Re: spoiled Chinese children
I'll eat first. A few minutes later, the daughter came over, looked at the table and asked, "where's my meal?" Accompanied by a look of anger and dissatisfaction.
I was surprised. Her expression, her questioning clearly told me: you should have a good meal for me, why not give me dinner? At the age of < br /> 7, she has a pair of good hands. She can cook for herself. Why do you think I have to cook for her?
I immediately found the reason. Br < br /> < br /> Although I have been warning myself not to do too much for my children, so that children learn to take responsibility for themselves, but I still, like many mothers, unconsciously do more for their children. < br /> I used to cook for her so much that she thought it was Mom's job to cook for her, so instead of thanking me for having cooked for her all the time, she was dissatisfied with not having cooked for her today. Yes, since mother is supposed to do it, how can she be grateful?
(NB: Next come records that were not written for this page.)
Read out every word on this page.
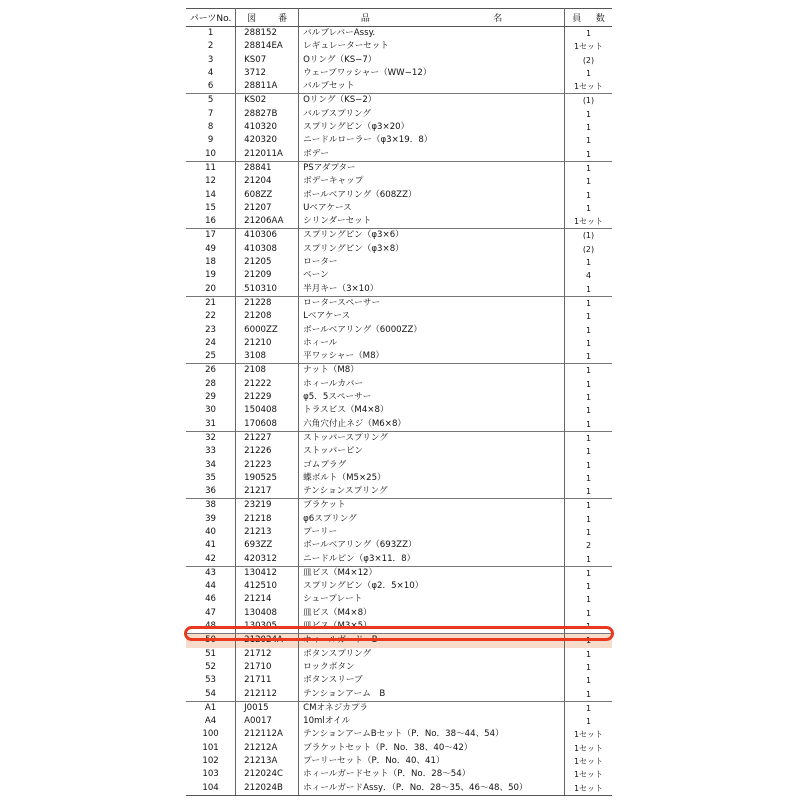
パーツNo.	図 番	品 名	員 数

1	288152	バルブレバーAssy.	1
2	28814EA	レギュレーターセット	1セット
3	KS07	Oリング（KS−7）	(2)
4	3712	ウェーブワッシャー（WW−12）	1
6	28811A	バルブセット	1セット
5	KS02	Oリング（KS−2）	(1)
7	28827B	バルブスプリング	1
8	410320	スプリングピン（φ3×20）	1
9	420320	ニードルローラー（φ3×19．8）	1
10	212011A	ボデー	1
11	28841	PSアダプター	1
12	21204	ボデーキャップ	1
14	608ZZ	ボールベアリング（608ZZ）	1
15	21207	Uベアケース	1
16	21206AA	シリンダーセット	1セット
17	410306	スプリングピン（φ3×6）	(1)
49	410308	スプリングピン（φ3×8）	(2)
18	21205	ローター	1
19	21209	ベーン	4
20	510310	半月キー（3×10）	1
21	21228	ロータースペーサー	1
22	21208	Lベアケース	1
23	6000ZZ	ボールベアリング（6000ZZ）	1
24	21210	ホィール	1
25	3108	平ワッシャー（M8）	1
26	2108	ナット（M8）	1
28	21222	ホィールカバー	1
29	21229	φ5．5スペーサー	1
30	150408	トラスビス（M4×8）	1
31	170608	六角穴付止ネジ（M6×8）	1
32	21227	ストッパースプリング	1
33	21226	ストッパーピン	1
34	21223	ゴムプラグ	1
35	190525	蝶ボルト（M5×25）	1
36	21217	テンションスプリング	1
38	23219	ブラケット	1
39	21218	φ6スプリング	1
40	21213	プーリー	1
41	693ZZ	ボールベアリング（693ZZ）	2
42	420312	ニードルピン（φ3×11．8）	1
43	130412	皿ビス（M4×12）	1
44	412510	スプリングピン（φ2．5×10）	1
46	21214	シュープレート	1
47	130408	皿ビス（M4×8）	1
48	130305	皿ビス（M3×5）	1
50	212024A	ホィールガード　B	1
51	21712	ボタンスプリング	1
52	21710	ロックボタン	1
53	21711	ボタンスリーブ	1
54	212112	テンションアーム　B	1
A1	J0015	CMオネジカプラ	1
A4	A0017	10mlオイル	1
100	212112A	テンションアームBセット（P．No．38〜44、54）	1セット
101	21212A	ブラケットセット（P．No．38、40〜42）	1セット
102	21213A	プーリーセット（P．No．40、41）	1セット
103	212024C	ホィールガードセット（P．No．28〜54）	1セット
104	212024B	ホィールガードAssy．（P．No．28〜35、46〜48、50）	1セット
I realized it was feeding my daughter's "well-deserved" sense of what someone felt owed him or thought someone had to give him special treatment. People who have this tendency think that others (especially those close to them) should give him what he wants, and others give it. They think that it is what they should do, and they do not know how to be grateful.
a person who has a strong sense of shame may become a "white eye wolf".
I saw many parents unconsciously cultivating white eyed wolves. They do too much for their children. Most children's schoolbags are carried by their parents on the way to school or after school, and the children feel comfortable walking empty-handed. "Br /> All this is helping children feel well-deserved. Today he thinks you should carry a schoolbag and buy a cell phone for him. Tomorrow he thinks you should find a job, buy a car, buy a house for him. If one day you can't give him what he wants, he will feel resentful.
teaches children how important it is to be responsible and thankful! A grateful child will appreciate what others have done for him, cherish what he has got, and feel happy and happy to have everything in front of him. Parents should remember that if you don't want to turn your child into a "white-eyed wolf," don't do too much for the child, don't encourage the child's sense of well-being, and teach the child to be grateful.